Onlar bana, ben onlara bakıyordum. Garip bir hava vardı dört duvarın içerisinde.Kim Namjoon'u ve Min Yoongi'yi tanıyordum.Birini atıldığım eski bir okuldan, birini ise çalıştığım iş yerinden.Yeşilliklerimle onları süzüyor birşey demelerini bekliyordum. Ardından Yoongi daha fazla dikilmek istemediği için ellerimi çözmeye başladı.Daha fazla susmak istemediğim için,

"Neler oluyor burada?"

Sonunda yeşil ipi çözebilmiş, ipin ellerimin arasından kayışını izlemiştim.Benim sakin duruşuma karşılık Yoongi'nin duruşu hiçte öyle değildi. Telaşlı bir şekilde bana olanları tek tek anlatmaya başladı.

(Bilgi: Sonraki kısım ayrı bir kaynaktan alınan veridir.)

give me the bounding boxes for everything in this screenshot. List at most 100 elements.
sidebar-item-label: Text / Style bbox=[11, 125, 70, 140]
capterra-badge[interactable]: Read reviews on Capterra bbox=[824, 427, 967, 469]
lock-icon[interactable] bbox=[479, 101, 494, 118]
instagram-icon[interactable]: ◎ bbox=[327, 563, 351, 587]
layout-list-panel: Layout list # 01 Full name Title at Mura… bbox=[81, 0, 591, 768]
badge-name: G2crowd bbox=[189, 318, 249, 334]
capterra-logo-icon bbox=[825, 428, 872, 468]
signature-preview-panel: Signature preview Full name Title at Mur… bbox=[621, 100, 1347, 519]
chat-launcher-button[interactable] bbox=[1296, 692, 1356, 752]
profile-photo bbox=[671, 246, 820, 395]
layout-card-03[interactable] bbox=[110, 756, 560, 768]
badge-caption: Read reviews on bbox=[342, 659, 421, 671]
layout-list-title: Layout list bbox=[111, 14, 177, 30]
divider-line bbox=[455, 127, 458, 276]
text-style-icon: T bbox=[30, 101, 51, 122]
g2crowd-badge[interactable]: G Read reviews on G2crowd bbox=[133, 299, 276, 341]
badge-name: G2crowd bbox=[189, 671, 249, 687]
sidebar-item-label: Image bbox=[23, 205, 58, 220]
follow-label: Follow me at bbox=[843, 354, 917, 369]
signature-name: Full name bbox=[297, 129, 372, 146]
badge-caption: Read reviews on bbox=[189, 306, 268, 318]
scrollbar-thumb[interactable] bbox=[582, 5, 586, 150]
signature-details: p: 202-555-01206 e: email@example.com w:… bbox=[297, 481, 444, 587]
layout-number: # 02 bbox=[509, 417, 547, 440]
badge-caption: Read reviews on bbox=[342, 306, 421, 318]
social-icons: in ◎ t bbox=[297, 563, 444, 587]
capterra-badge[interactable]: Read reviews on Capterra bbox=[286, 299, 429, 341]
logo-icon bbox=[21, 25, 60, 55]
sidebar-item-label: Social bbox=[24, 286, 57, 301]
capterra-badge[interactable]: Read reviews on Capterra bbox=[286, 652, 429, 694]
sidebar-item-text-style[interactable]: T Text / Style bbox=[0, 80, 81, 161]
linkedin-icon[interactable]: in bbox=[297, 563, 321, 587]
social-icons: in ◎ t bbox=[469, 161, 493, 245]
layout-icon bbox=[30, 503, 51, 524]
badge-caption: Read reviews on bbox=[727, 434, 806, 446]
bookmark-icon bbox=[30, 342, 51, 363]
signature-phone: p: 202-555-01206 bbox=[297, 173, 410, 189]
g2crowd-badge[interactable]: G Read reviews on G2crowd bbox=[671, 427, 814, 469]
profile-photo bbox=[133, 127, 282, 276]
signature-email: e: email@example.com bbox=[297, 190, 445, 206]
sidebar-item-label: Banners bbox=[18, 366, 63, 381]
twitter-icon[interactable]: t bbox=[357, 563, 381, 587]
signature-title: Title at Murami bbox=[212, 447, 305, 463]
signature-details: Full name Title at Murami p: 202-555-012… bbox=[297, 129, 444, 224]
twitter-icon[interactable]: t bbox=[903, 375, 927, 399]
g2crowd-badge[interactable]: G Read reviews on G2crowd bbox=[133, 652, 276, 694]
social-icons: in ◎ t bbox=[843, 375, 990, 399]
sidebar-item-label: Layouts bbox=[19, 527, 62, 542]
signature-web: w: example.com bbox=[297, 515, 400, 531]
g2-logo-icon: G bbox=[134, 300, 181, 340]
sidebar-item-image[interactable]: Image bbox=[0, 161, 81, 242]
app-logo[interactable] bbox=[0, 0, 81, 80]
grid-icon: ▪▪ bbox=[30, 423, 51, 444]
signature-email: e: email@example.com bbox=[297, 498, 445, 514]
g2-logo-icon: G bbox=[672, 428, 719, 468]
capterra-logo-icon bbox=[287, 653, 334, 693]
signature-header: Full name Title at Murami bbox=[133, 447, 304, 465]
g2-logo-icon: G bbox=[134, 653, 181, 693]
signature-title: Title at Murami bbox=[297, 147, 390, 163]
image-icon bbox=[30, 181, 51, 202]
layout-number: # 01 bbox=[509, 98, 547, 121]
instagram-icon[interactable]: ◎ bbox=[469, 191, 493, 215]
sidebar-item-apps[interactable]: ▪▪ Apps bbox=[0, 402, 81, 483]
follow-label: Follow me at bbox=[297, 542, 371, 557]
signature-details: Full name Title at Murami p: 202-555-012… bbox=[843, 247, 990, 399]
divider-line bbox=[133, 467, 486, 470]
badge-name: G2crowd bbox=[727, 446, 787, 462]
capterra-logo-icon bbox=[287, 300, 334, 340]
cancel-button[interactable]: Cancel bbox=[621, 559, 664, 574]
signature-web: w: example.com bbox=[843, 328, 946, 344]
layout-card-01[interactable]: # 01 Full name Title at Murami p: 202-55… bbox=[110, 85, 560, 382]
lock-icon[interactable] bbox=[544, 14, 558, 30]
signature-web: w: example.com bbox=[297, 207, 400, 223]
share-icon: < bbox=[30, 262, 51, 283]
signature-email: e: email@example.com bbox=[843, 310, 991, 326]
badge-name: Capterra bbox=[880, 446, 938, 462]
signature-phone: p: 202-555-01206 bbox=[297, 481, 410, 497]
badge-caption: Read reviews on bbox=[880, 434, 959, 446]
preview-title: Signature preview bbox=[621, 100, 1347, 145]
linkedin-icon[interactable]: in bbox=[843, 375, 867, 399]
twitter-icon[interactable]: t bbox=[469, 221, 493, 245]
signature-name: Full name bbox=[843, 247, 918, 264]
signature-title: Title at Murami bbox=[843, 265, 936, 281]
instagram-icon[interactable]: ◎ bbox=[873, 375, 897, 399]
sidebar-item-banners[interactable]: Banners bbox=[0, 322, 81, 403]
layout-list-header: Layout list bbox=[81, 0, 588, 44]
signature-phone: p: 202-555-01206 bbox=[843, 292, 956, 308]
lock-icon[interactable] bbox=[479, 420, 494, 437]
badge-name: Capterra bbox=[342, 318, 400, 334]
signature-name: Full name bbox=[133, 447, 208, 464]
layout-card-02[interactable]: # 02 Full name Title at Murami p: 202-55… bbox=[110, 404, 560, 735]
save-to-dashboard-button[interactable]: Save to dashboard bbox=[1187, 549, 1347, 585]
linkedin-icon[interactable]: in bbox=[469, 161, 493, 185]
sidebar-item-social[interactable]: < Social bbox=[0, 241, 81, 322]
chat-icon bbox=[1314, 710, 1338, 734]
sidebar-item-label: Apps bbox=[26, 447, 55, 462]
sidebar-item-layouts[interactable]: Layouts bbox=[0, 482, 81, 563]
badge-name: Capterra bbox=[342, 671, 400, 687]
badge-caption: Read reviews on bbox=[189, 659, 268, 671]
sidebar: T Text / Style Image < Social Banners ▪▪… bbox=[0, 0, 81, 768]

"Bak kim, inan bizde senin kadar ne olduğunun farkında bile değiliz. Bizde kaçırıldık ve ellerimiz bağlıydı. Daha farklı odalarda farklı kişilerde var. Sırayla çözüyorduk. İkimizinde yanında farklı kalem renkleriyle yazılmış kağıtlar vardı. Namjoon'a göre tüm kağıtları toplayıp ne yazdığını öğrenebiliriz,ancak kağıtlarda yazılan dil yabancı bu sebeple okuyamadık.Bizim aksimize Namjoon'un elleri bağlı değildi.Ayakları bağlıydı.Odadan çıkması kolay oldu ve benim odama geldi. Bizde senin odana geldik. Bu saçma yerde ne dönüyorsa umarım son bulur. Çünkü bu koskoca ev labirent gibi."